3. Drive automated detection in your SIEM
The TAXII feed exposes tags as STIX labels on each indicator. Filter, group,
and alert on them in KQL, SPL, or whichever query language your SIEM speaks.
See KQL examples.
Tag families to know
A few tag families show up repeatedly. Knowing them speeds up triage.
Commercial scanners. Censys, Shodan, BinaryEdge, BufferOver,
InfraWatch, LeakIX, NetScout, Nokia Deepfield, Rapid7, Stretchoid.
Operate at internet scale; classification is Promiscuous. Usually allow them
unless you specifically don't want to be in their dataset.
Research organisations. Academy for Internet Research, Internet Census,
InternetTL, Driftnet, Shadowserver Foundation, CERT FR, Cortex Xpanse
(Palo Alto). Operate similarly to commercial scanners.
Search-engine crawlers. Google, Bing, Baidu Bot, DuckDuckGo Bot,
Bytespider, Apple (with their own SaaS / crawler ranges in
Common Business Services).
Usually Benign - block at your peril.
Targeted exploit attempts. Apache Path Traversal, Apache OFBiz Exploit,
Cisco ASA/FTD WebVPN Exploit, Docker API Exploit, D-Link DIR-878 Detector,
Eir WAN Side RCE Exploit, Sangoma FreePBX Detector, TBK DVR4104 series detector, Tenda HG9 Exploit, TP-Link Archer AX21 (AX1800) vulnerability exploit, GPON devices authentication bypass, Apache Druid Detector. Almost
always actionable - block on sight.
Reconnaissance tooling.

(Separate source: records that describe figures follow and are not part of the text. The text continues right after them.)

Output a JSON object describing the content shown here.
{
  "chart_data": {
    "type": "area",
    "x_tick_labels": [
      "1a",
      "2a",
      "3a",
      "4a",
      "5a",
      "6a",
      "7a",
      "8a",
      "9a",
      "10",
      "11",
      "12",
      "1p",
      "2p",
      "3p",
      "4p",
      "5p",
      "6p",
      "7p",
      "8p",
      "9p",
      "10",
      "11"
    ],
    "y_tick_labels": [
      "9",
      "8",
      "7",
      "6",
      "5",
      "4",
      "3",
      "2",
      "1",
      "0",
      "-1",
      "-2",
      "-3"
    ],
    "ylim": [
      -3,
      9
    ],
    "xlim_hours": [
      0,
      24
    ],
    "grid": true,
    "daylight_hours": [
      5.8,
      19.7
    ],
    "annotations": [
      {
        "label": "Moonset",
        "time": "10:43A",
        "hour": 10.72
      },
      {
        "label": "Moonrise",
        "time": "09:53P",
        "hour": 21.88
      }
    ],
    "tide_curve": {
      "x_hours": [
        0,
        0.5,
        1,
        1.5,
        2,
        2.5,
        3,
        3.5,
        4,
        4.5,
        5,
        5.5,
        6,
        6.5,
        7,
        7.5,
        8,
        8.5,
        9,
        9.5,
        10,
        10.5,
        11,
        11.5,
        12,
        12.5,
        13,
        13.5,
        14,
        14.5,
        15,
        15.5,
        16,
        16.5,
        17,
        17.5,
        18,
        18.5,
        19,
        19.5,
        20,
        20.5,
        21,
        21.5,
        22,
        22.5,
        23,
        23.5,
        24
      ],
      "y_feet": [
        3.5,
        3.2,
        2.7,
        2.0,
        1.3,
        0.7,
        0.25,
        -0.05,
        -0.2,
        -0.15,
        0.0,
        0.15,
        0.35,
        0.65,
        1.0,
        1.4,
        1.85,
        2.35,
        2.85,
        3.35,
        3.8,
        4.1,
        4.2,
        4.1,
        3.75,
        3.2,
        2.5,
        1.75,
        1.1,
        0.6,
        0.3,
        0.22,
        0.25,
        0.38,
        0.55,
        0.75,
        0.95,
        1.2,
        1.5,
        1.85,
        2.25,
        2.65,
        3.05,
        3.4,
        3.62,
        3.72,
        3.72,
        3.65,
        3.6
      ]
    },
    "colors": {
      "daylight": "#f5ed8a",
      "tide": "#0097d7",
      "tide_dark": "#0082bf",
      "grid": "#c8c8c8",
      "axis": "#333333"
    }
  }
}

Fast Scanner (i.e. Masscan / ZMap),
Camera Scanner, Config File Scanner, Backup File Scanner,
AWS secrets scanner, Favicon Scanner, CGI Login Scanner,
Adminer Detector, Apache Tomcat Detector, Domain Tools. High-volume
indiscriminate probing.
LLM crawlers. ChatGPT bot is in the catalogue today, with more on the
way. Useful if you're managing crawl budget for AI training scrapers.
Requesting a new tag
ELLIO accepts requests for new tags via Support Center → Request New Tag. The form takes a CVE, a tag name, or an actor. Validated requests ship as new tags within a release window.